Time: Approximately 2 hours.
Materials: Student handout (from this lesson) and access to news article.
Objective: Students will read and discuss the article with a focus on improving reading comprehension and learning new vocabulary. At the end of the lesson students will express their personal views on the topic through group work and writing.
I. Pre-Reading Activities
Predictions: Using a Pre-reading Organizer
Directions: Ask students to examine the title of the post and of the actual article they are about to read. Then, have them examine the photos. Ask students to write a paragraph describing what they think this article will discuss. Students can use a Pre-reading organizer for assistance.
II. While Reading Tasks
Directions: Students are to infer the meanings of the words in bold taken from the article. They may use a dictionary, thesaurus, and Word Chart for assistance.
- The Hemingways were fresh off a luxury steamship.
- They were looking to leave the suburbs.
- Hemingway did not exaggerate about trout fishing in Michigan.
- Northern Michigan had a seismic effect on Ernest Hemingway.
- He noted fishing trip details he would later channel into Nick Adams stories.
- It’s an odd juxtaposition to think of Hemingway, years later, sipping espresso in Paris cafes.
- It’s beautiful to see Michigan’s terraced farmland dusted with pollen.
- Hemingway has several hallowed fishing spots.
- The story Big Two-Hearted River is an archetype of minimalism.
- The village of Horton Bay was a major fixture of Hemingway’s adolescence.
Directions: Students choose the correct word to complete the sentences taken from the article. They are to choose from the options presented.
Despite/spite having gown/grown up three/thee hours south of Petoskey and having fished many/money of the locust/local waters that Hemingway did, I couldn’t recall/recalls ever sitting/setting foot in the town. Nowadays I live out East and rarely/rare find my way back home. And so, in June, I finally maid/made it to Michigan, intent/intense on tracing Hemingway’s boyhood obit/orbit and seeing the country where Nick Adams came of age.
Grammar Focus: Preposition Exercise
Prepositions: in, for, of, with, by, on, at, to, as, into, across, around, over, through, from, during, up, off,
Directions: The following sentences are from the news article. For each sentence choose the correct preposition from the choices listed above.
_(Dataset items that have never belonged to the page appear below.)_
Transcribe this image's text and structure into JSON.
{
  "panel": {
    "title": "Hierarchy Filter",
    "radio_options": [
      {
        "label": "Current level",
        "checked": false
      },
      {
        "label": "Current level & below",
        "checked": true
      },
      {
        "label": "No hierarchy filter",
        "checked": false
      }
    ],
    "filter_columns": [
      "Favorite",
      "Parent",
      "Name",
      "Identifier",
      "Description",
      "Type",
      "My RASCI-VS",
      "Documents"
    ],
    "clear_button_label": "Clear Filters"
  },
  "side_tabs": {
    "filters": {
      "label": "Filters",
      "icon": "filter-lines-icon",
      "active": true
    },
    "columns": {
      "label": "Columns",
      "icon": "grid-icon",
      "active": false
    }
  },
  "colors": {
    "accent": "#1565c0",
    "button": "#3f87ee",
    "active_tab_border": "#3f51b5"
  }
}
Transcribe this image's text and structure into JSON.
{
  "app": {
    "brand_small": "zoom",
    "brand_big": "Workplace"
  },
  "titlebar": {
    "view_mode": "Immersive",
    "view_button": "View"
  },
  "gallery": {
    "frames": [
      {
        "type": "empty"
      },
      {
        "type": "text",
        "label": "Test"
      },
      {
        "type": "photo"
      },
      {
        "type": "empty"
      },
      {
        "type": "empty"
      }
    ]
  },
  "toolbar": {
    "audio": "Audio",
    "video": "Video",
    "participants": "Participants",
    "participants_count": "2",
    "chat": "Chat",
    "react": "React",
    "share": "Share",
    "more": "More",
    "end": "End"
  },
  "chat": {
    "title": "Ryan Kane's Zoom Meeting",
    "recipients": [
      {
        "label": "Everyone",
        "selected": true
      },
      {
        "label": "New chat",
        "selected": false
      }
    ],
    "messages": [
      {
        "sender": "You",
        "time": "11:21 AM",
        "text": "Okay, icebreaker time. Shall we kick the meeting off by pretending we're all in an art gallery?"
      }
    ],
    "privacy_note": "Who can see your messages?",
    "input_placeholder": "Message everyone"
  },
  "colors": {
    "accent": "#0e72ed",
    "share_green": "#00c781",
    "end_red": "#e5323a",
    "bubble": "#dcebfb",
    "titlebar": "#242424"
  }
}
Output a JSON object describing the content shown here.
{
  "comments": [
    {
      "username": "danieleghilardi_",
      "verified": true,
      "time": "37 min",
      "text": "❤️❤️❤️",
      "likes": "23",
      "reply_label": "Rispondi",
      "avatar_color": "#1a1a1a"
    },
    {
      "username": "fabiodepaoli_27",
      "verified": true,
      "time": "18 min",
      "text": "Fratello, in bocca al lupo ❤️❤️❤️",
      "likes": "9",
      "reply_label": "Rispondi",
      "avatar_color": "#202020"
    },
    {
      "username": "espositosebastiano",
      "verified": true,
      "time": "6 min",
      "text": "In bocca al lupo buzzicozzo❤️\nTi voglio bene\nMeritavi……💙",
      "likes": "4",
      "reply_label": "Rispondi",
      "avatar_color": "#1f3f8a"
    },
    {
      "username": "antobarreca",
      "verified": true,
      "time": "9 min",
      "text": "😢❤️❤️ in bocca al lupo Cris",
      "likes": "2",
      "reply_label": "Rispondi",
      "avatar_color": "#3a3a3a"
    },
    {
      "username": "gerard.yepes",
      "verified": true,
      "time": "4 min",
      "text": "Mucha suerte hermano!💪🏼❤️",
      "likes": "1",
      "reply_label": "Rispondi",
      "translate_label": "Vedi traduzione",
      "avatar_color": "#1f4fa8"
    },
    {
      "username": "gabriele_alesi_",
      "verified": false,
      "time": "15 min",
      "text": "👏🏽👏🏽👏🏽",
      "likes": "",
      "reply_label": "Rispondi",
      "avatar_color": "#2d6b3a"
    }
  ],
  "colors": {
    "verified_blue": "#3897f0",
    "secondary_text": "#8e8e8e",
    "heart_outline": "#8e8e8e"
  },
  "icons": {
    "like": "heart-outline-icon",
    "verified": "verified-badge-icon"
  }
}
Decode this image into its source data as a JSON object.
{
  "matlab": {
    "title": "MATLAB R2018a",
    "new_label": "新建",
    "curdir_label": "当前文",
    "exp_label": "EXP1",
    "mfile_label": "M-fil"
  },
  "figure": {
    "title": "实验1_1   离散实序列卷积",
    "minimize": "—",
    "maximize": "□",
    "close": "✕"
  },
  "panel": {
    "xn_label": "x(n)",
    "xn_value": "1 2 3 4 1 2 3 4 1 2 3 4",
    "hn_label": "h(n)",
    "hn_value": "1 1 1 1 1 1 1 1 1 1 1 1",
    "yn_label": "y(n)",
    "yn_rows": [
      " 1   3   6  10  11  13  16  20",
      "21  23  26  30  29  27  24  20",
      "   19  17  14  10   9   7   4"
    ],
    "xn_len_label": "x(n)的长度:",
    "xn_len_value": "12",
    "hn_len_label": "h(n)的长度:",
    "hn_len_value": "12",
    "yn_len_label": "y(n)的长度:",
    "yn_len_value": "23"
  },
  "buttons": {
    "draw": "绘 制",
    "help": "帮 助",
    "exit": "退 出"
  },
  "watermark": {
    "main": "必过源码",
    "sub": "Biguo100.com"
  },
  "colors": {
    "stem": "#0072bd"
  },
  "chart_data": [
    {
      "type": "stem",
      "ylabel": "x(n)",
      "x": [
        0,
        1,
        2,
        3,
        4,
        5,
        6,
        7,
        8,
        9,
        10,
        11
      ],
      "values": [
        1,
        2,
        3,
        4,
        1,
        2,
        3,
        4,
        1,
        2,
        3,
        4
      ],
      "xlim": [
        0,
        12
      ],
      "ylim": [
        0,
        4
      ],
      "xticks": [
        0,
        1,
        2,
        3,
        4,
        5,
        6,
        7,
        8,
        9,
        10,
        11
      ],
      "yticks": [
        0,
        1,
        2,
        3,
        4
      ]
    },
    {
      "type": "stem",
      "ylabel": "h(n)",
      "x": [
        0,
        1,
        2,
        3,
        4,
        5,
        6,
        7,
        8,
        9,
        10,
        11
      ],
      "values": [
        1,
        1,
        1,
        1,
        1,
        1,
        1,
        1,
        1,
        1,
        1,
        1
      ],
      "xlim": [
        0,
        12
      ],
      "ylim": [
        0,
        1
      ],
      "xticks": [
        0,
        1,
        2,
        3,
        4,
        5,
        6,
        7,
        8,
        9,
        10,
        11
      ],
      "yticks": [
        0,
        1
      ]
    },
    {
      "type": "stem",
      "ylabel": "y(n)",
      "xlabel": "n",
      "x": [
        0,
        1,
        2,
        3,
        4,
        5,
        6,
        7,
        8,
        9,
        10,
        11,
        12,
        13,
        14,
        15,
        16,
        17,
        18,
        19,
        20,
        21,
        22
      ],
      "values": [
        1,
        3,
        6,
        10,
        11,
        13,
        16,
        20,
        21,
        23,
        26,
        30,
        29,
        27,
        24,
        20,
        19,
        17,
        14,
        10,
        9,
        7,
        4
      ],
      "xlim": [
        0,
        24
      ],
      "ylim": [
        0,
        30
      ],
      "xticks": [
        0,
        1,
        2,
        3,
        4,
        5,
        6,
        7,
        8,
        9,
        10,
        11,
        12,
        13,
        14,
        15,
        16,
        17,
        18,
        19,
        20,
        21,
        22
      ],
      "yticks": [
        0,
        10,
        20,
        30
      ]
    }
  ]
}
Note that not all prepositions listed are in the article.
The Petoskey area is absolutely the best trout fishing ___the country. And the best place ___the world___ do nothing.
Driving___ the east coast___ Lake Michigan___ Glen Arbor, I cut___the pinkie of Michigan’s mitten to Traverse City.
___ Petoskey, which sits ___a bluff overlooking Little Traverse Bay, a warm breeze swept ____the lake and wheeled and skidded___the streets.
III. Post Reading Tasks
Directions: Have students use the WH-question format to discuss or to write the main points from the article.
Who or What is the article about?
Where does the action/event take place?
When does the action/event take place?
Why did the action/event occur?
How did the action/event occur?
Directions: Place students in groups and have them answer the following questions. Afterwards, have the groups share their thoughts as a class. To reinforce the ideas, students can write an essay on one of the following discussion topics.
- The following two statements were taken from the article. Rephrase each statement in your own words, then discuss the meaning with the members of your group.
“It’s an odd juxtaposition to think of Hemingway, years later, sipping espresso in Paris cafes while writing about Nick Adams — a semi-autobiographical stand-in for the author’s own manly wanderings in the Michigan wilds.”
“Lots of people dislike Hemingway for some pretty good reasons, like machine-gunning mako sharks from his boat or the ugly vein of misogyny, homophobia and anti-Semitism that litters his fiction and personal correspondence.”
Directions: Allow students 5 minutes to write down three new ideas they’ve learned about Ernest Hemingway from the article, two things they did not understand, and one thing they would like to know that the article did not mention. Review the responses as a class.